Die würden dann aber als Erstes den Politiker fragen, der es richtigstellen könnte.
Für seriöse Medien wäre dies wohl die normale Arbeitsweise. Aber die Falschbehauptung wäre trotzdem in der Welt. Und die verfängt bei einigen Leuten. Auf diese Weise funktioniert das. Aber nicht nur einmal, sondern manchmal tausendfach an einem Tag. Gerade weil es solche Massen sind, ist es wahnsinnig schwer, festzustellen, ob die Nachricht seriös ist, oder eine vielleicht ausländisch initiierte Falschmeldung.
Für wie gefährlich schätzen Sie so etwas ein?
Das Problematische daran ist, dass hinter dieser Strategie riesige Ressourcen stecken. Es gibt ganze Dienststellen oder auch private Firmen, die sich den gesamten Tag mit nichts anderem beschäftigen, als mit der Verbreitung von Desinformation. Vieles passiert da zwar automatisch, aber da steckt tatsächlich ein sehr stark ausdifferenziertes System dahinter, das umfassend analysiert, was gerade Nachrichtentrends in Deutschland sind. Wo kann man sich gut draufsetzen? Wo gibt es möglicherweise Angriffsfläche, um Verunsicherung zu schaffen?
Verunsicherung ist das eigentliche Ziel?
Einerseits, ja. Um Zweifel an der Staatlichkeit, der Rechtsstaatlichkeit, an demokratischen Institutionen oder auch an den seriösen Medien zu säen. Das übergeordnete Ziel ist jedoch, die Bundesrepublik als geopolitischen Akteur insgesamt zu schwächen.
Geht es dabei auch um Vertrauen in die Politik?
Natürlich. Indem man das Vertrauen der Menschen in die demokratischen Akteure schwächt, macht man die extremistischen Ränder stark. Je stärker eine Opposition innerhalb einer Demokratie ist, die diese Demokratie aber womöglich selbst gar nicht ganz so hochhält und anfällig ist für zum Beispiel prorussische Narrative, desto besser ist das aus Sicht des ausländischen Akteurs. Desto mehr profitiert er davon.

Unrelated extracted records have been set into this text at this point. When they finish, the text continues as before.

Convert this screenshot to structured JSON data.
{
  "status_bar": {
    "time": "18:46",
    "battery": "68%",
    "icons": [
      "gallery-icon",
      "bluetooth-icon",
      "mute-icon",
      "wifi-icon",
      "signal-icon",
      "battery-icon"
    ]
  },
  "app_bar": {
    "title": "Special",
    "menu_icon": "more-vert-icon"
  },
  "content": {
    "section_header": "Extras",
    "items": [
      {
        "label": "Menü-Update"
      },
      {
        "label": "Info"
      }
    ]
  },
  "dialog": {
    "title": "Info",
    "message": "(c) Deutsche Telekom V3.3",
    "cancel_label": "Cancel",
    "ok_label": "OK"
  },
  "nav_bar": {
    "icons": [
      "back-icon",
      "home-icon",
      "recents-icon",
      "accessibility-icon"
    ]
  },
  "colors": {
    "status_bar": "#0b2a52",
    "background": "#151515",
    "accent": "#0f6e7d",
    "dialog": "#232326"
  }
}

Amerika, in diesem Fall Elon Musk, geht da gerade weniger subtil vor. Er wirbt einfach direkt für die AFD?
Wir haben es bei den beschriebenen Desinformationskampagnen tatsächlich mit einem ganz anderen Ansatz zu tun. Mit einem subtilen, sehr perfiden System, das auf unterschiedlichen Ebenen angreift, um unsere Demokratie zu destabilisieren.
Und auf der nächsten Ebene dann die europäische Einheit? Kommt einem so vor wie der Kalte Krieg, nur diesmal in digitalisierter Form.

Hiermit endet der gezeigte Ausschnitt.